Point of View: Bountiful Harvest

Something there is that doesn’t like the internet

I felt a bit self-righteous — well, a lot self-righteous — the other night when I heard a woman say on the “NewsHour” that Facebook was nothing more than “a surveillance machine.”

Mary’s been off Facebook for the past several years too, though, of course, it’s nice to see photos of the grandchildren. Something there is that doesn’t like the internet. It was supposed to bring us together, and yet it has driven us apart — meanspiritedness (often anonymous) and sleaze far outweighing sane social intercourse. 

The net result is that the internet’s been more of a curse than a blessing, as far as I’m concerned — even to the point where you wonder if the Russians didn’t win the election.

One doesn’t know what to think anymore, or, for that matter, if indeed one’s persona remains intact, there having been so many thefts of personal information on Facebook. Soon we’ll be saying, “I think (I’ve been compromised), therefore I am.” 

I’m beginning to feel left out. So, I’ll say that I’m a glib-eral politically, that I’m a Wondermentalist when it comes to religious affiliation, that as a consumer my wants are few, though I’m a sucker for tennis strings that can impart spin and am fond of tequila, and that Mary’s my best friend, even though she often beats me at backgammon and is biting at my heels in gin rummy. 

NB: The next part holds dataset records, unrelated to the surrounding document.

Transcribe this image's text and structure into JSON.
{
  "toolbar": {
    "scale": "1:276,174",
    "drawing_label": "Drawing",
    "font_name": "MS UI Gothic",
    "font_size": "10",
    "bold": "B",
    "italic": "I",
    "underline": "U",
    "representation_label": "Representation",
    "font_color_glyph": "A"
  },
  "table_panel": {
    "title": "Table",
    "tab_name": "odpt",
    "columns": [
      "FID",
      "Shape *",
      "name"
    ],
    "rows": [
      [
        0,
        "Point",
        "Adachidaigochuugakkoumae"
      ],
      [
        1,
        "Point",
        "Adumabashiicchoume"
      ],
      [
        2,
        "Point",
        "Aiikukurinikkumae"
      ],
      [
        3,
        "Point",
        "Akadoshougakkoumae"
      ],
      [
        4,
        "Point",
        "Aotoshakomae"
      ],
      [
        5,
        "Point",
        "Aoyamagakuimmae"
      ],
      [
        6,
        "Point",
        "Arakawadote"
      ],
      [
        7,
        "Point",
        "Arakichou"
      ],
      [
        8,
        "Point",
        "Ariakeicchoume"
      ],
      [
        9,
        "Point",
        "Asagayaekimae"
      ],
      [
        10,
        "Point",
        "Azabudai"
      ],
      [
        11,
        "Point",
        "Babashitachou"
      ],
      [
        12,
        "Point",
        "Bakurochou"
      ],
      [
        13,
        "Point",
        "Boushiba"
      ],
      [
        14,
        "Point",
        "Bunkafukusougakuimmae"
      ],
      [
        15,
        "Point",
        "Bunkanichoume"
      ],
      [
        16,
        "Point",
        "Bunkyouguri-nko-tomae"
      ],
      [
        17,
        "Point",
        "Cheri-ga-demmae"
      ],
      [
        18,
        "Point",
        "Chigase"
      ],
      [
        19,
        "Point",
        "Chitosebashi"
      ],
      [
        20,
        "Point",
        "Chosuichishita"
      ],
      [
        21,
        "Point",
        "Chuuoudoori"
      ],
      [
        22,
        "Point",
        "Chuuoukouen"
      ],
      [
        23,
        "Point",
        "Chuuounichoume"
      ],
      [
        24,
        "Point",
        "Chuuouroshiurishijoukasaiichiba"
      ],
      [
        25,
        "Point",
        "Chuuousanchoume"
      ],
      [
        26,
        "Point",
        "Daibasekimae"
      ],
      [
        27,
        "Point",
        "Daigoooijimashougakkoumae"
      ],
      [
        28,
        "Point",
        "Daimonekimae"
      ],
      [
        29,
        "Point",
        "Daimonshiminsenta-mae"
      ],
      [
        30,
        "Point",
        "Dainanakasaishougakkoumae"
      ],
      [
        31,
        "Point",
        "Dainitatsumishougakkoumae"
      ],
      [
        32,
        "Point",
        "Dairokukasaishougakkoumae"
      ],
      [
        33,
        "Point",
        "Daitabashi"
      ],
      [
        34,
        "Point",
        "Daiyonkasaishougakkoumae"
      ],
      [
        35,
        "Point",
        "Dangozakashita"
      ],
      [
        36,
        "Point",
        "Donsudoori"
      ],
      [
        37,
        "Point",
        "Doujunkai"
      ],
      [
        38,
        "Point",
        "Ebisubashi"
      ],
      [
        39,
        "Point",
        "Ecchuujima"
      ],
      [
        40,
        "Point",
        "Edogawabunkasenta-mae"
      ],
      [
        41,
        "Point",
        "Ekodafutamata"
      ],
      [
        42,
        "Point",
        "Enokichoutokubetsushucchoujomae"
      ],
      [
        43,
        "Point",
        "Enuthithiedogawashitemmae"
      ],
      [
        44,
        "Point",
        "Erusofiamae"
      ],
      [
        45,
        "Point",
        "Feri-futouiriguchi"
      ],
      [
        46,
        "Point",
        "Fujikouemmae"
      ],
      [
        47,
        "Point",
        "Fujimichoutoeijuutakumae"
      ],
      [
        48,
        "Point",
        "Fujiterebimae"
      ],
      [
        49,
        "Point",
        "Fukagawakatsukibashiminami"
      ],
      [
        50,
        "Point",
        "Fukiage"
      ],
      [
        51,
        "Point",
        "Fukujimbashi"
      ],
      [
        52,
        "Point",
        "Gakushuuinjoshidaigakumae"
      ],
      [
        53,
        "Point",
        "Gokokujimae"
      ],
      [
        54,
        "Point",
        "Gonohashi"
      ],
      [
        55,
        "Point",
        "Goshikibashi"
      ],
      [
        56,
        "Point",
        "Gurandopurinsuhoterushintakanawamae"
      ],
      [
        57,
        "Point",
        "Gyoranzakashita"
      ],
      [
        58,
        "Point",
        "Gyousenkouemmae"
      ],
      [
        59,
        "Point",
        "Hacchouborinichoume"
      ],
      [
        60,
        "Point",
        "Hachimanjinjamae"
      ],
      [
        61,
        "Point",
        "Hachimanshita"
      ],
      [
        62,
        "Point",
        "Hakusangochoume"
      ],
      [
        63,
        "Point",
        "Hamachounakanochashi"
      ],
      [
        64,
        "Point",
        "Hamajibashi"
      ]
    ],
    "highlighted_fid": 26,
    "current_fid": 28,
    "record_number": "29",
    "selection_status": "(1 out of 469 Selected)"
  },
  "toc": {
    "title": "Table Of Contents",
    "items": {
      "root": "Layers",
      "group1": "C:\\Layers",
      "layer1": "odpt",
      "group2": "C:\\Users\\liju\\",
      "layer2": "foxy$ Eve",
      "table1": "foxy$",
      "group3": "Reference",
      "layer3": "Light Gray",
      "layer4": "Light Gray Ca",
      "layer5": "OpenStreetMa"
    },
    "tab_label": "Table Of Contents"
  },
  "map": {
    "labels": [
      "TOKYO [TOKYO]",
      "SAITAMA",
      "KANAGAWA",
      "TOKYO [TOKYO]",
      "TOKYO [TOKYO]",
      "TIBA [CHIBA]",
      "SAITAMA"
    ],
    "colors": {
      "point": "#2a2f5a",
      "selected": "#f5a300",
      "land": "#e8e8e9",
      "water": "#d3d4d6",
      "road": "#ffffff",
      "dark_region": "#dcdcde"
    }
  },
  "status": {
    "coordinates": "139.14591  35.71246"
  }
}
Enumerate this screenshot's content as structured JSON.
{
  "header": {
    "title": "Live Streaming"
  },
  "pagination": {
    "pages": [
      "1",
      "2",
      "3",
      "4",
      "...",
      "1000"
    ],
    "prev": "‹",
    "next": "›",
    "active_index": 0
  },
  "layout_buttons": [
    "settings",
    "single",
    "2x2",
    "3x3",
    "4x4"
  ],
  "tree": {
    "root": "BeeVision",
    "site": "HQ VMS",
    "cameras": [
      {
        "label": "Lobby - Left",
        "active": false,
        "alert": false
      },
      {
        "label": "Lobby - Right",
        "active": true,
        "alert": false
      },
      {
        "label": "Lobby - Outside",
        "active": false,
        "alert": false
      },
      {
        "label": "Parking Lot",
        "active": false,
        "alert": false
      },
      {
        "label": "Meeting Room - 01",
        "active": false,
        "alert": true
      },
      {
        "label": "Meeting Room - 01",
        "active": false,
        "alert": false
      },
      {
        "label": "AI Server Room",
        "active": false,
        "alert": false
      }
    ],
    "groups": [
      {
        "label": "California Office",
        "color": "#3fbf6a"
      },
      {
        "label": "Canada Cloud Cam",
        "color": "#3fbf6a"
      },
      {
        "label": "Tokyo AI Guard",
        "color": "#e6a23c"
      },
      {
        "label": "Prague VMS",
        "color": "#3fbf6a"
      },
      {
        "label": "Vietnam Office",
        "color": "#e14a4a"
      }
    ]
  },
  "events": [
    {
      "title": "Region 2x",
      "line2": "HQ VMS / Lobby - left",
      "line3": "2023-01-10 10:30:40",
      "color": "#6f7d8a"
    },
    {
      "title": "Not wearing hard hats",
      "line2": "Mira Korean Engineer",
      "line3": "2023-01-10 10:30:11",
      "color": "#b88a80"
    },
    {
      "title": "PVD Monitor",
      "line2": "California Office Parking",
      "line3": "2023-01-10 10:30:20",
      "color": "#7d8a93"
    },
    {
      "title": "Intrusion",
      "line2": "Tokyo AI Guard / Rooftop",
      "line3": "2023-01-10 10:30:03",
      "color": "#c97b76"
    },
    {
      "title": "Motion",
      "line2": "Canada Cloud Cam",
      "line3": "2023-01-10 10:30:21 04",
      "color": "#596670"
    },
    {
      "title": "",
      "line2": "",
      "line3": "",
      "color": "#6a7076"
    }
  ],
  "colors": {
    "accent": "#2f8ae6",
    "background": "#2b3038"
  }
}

(Why is it, I wonder, that while my overall memory, both long and short term, is pretty good, I have none at all when it comes to cards. No matter, soon the basement will be warm enough for Ping-Pong, a game in which we’re evenly matched.)

Back to Facebook, it seems a little silly that I’ve been religiously tearing into shreds bank statements, credit card offers, and the like all these years before scattering them in the mixed-paper bin at the dump when, with the click of a button, information that 87 million Facebook users would rather have kept private is “harvested.”

O, brave new world that has such reapers in’t.